Salarié protégé : pouvoir de l’inspecteur du travail

Conseil d'EtatSalarié protégé : pouvoir de l’inspecteur du travail. Explication du pouvoir de l’inspecteur du travail dans l’examen d’une demande d’autorisation de licenciement pour inaptitude d’un salarié protégé. Est-ce le motif du licenciement, c’est à dire la réalité de l’existence de l’inaptitude et de l’impossibilité du reclassement, ou bien la cause de l’inaptitude que doit examiner l’inspecteur du travail ? La question a été soumise au Conseil d’Etat qui a tranché. Quelles en sont les conséquences ?

Le contexte : licenciement pour inaptitude d’une salariée protégée

Une salariée protégée a été déclarée inapte à son poste de travail le 3 décembre 2003 par le médecin du travail.
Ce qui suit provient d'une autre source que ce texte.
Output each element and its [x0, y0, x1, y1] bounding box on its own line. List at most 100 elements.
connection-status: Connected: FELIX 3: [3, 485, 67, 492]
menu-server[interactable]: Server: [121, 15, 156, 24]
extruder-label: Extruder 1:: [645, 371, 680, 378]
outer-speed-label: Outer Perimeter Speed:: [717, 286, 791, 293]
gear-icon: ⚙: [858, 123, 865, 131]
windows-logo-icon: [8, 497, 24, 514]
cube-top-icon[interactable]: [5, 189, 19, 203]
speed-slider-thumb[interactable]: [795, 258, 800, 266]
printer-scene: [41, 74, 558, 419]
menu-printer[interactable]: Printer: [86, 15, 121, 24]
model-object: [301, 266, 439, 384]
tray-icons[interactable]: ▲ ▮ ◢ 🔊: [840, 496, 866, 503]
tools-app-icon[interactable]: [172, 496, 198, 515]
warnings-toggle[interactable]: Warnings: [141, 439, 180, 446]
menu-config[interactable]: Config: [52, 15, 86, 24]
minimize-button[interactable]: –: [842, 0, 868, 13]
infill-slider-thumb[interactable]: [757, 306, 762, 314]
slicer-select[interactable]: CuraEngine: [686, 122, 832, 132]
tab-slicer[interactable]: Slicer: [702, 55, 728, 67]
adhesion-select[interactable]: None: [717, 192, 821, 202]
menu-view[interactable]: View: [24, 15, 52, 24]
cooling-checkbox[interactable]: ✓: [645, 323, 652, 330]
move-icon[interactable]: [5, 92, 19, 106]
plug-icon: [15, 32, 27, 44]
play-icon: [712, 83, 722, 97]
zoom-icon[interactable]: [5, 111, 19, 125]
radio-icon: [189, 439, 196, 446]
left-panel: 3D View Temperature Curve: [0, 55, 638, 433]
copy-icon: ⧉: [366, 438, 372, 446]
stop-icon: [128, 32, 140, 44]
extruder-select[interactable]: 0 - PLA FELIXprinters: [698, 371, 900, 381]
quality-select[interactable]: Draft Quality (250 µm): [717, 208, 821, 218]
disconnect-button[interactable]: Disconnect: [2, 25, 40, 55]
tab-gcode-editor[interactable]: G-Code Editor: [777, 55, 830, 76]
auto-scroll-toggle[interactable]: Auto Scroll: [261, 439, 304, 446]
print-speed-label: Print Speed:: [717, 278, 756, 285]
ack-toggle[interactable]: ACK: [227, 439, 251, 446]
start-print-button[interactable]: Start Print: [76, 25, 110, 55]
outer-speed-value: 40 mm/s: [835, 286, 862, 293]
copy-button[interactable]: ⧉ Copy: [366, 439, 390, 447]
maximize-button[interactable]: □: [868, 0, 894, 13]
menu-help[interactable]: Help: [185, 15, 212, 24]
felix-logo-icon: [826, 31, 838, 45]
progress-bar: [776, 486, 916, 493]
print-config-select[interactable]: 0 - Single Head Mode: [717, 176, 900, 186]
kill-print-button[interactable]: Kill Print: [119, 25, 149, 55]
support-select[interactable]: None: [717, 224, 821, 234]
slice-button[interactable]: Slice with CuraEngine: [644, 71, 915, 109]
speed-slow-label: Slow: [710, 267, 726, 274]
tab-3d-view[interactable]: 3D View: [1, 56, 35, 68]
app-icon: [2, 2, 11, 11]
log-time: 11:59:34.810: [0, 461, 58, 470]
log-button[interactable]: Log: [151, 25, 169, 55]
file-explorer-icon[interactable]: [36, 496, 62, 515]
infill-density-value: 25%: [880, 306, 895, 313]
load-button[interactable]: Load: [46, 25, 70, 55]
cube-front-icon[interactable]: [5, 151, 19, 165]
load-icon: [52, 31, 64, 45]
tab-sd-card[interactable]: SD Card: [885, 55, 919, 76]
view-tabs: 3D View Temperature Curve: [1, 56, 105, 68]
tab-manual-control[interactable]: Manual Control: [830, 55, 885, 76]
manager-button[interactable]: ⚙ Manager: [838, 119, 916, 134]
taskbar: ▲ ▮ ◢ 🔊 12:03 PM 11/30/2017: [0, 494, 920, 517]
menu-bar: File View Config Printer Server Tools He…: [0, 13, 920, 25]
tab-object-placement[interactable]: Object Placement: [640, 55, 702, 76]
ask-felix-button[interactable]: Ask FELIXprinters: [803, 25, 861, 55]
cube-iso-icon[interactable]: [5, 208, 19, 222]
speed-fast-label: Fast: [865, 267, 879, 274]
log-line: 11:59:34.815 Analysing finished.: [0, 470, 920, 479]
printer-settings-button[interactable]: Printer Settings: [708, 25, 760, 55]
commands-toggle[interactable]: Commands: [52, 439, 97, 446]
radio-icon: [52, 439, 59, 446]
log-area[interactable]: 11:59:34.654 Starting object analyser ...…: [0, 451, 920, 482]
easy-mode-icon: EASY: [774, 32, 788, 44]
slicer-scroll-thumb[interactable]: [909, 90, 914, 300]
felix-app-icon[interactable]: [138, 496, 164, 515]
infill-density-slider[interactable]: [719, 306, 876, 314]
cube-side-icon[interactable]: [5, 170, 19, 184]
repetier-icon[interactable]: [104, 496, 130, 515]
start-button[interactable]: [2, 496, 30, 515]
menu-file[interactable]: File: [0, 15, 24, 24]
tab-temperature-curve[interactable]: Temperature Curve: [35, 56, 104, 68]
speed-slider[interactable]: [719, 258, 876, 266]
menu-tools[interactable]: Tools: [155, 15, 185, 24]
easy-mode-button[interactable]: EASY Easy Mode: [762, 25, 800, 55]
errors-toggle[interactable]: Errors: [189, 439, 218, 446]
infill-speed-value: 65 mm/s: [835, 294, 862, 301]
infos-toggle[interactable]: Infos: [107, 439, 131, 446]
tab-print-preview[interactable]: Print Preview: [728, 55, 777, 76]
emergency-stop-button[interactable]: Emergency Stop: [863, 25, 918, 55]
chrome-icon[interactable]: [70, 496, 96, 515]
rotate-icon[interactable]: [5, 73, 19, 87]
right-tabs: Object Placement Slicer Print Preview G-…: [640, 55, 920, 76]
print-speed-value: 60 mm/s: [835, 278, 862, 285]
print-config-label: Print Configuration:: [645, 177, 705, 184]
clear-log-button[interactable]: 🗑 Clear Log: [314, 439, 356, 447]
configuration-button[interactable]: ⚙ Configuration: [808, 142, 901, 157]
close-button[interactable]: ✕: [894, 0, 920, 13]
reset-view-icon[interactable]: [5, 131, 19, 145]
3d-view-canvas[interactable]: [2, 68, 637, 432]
L’employeur, la société UPC France,  a recensé les postes à pourvoir dans la société et a estimé après consultation de la médecine du travail, qu’aucun de ces postes n’était compatible avec les constatations d’inaptitude du médecin du travail.

Une demande d’autorisation de licenciement a alors été présenté à l’inspecteur du travail, dans le cadre des règles protectrices des salariés représentants du personnel ou syndicaux. L’inspecteur du travail, après vérification de l’inaptitude et de l’impossibilité de reclassement, a donné le 23 juin 2003 son autorisation au licenciement pour inaptitude. A la suite, l’employeur a licencié la salariée.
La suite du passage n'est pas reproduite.